All I can do is repeat that it is too early to speculate on detailed issues such as the future of the European Medicines Agency, but our approach remains to be fully open and supportive of scientists, researchers and our medical strength. This is particularly famous in the UK because of the National Health Service, which provides such a good base for our medical and pharmaceutical industries.
Is my noble friend aware that one has only to go up to Cambridge and look at the number of start-up companies that are there, then open up the file on the new companies dealing with medical discovery going on the AIM market, to have some considerable reassurance that the industry is confident of the future, recognises that there will be some transitional challenges but, as before we joined the EU, will continue to be a leader in medical research?
I entirely agree with my noble friend.

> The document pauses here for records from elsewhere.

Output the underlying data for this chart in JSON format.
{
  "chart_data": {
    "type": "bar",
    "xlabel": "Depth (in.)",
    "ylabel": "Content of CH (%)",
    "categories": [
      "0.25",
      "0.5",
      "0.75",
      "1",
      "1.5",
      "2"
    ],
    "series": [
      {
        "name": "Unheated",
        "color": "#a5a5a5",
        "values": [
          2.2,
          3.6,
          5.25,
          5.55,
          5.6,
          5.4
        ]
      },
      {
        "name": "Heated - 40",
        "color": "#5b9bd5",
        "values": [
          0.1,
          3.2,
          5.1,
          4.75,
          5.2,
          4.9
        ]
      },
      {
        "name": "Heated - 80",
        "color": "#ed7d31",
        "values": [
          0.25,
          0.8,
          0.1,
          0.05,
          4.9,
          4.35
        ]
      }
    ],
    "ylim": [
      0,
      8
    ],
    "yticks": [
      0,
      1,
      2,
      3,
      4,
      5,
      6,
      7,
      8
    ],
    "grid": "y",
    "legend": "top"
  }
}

The fund for backing priority technologies, which we have announced today, will further support the UK’s potential to turn strengths in research into a global, industrial and commercial lead.
My Lords, I declare an interest as professor of surgery at University College London and business ambassador for healthcare and life sciences. The announcement of £2 billion a year of additional funding to support research and development is most welcome, but are Her Majesty’s Government able to confirm that that funding, in addition to driving an industrial strategy in this area, will be delivered through the activities of the research councils, secure excellence in terms of the purpose of research funding, and be used to ensure the ongoing participation of our great institutions in global collaborative networks, which are vital for the delivery of excellent science?
I entirely agree with the noble Lord on the excellence of our research and development base, and on the great work being done by the research councils. I look forward to debating the way forward when the Bill on education and research reaches this House in the coming weeks. New funding has been made available today. This vision and direction of travel is excellent news for our science and research base in every part of the country.
My Lords, the Minister ducked the question on the European Medicines Agency. Will she answer a question about the MHRA, the UK medicines regulator, which is regarded as the finest regulator in Europe and is one factor behind the large investment in medical research in the UK? In the Brexit negotiations, will she ensure that there is mutual recognition, so that medicines licensed by the MHRA will continue to be recognised throughout Europe?
I will feed the noble Lord’s suggestion into the process that is going on to make sure that we get the best deal in the Brexit negotiations on all these issues. He will know that Jo Johnson has a set up a forum with senior representatives of UK Research and Innovation to look at such matters, and that work continues in the Department of Health. This is a very important area. A lot of the detail is complex, but we are aware of that and, as I said in my opening comment, a great deal of work is going on.